US Elections 2024: Donald Trump, former United States President and current Republican Party presidential candidate, has shared his plans for taxes, tariffs and his views on Jerome Powell of the US Federal Reserve, in an interview with Bloomberg Businessweek.
The report noted that Trump is “promising a return to the way things were — before the COVID-19 pandemic”. He is trying to appeal to “voters and to business leaders who abandoned him,” the Bloomberg Businessweek report said.
But what are Trump’s plans or proposals? We take a look at the possible “Trumponomics” (Trump economics) ahead in case he wins a second term in the White House.

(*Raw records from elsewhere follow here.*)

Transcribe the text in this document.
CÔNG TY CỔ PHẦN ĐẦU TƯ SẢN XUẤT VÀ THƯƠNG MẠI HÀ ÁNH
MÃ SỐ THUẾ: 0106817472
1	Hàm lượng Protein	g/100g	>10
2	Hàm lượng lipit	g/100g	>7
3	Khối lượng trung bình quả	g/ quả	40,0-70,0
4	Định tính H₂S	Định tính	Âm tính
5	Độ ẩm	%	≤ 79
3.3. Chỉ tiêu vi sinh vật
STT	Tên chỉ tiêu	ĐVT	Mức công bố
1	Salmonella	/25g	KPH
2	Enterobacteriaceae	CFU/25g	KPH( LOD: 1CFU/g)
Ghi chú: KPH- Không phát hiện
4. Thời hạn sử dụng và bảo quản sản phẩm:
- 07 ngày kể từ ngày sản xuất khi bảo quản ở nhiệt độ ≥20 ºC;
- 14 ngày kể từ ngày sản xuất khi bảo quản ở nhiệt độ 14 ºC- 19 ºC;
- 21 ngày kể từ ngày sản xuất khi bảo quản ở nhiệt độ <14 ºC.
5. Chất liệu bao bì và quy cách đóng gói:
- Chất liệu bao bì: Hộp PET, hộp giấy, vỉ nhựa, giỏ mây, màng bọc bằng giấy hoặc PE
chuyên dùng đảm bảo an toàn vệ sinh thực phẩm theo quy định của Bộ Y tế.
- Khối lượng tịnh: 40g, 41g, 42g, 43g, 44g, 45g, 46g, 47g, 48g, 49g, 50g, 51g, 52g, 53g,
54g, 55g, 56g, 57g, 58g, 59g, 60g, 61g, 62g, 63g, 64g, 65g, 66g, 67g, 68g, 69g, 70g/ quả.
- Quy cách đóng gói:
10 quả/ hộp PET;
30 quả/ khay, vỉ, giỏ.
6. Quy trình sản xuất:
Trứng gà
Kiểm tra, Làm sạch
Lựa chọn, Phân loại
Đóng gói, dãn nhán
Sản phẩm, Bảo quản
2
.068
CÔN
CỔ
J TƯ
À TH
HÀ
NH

- On tariff impositions: In addition to targeting China for new tariffs of anywhere from 60-100 per cent, he said he would impose a 10 per cent across-the-board tariff on imports from other countries. His reasoning? Other countries do not import enough from the US.
- On China tariffs: The report noted that Trump seemed to take Biden's continuation of tariffs on China (imposed during Trump administration) and even increase of some tariffs as “vindication”.
- On US-Taiwan relationship in case of clash with China: Trump indicated to Bloomberg that if re-elected, the US' policy of defending Taiwan could change. He was “very cool to the idea of the US sort of standing up for and protecting Taiwan against Chinese aggression”, and argued that the Asian island nation has “stolen the US chips business”.
- On sector policies: The Republican platform has noted that another Trump presidency would scrap Biden's policies on renewable energy, electric vehicles (EVs), and “address illegal immigration” with the “largest deportation programme in American history”.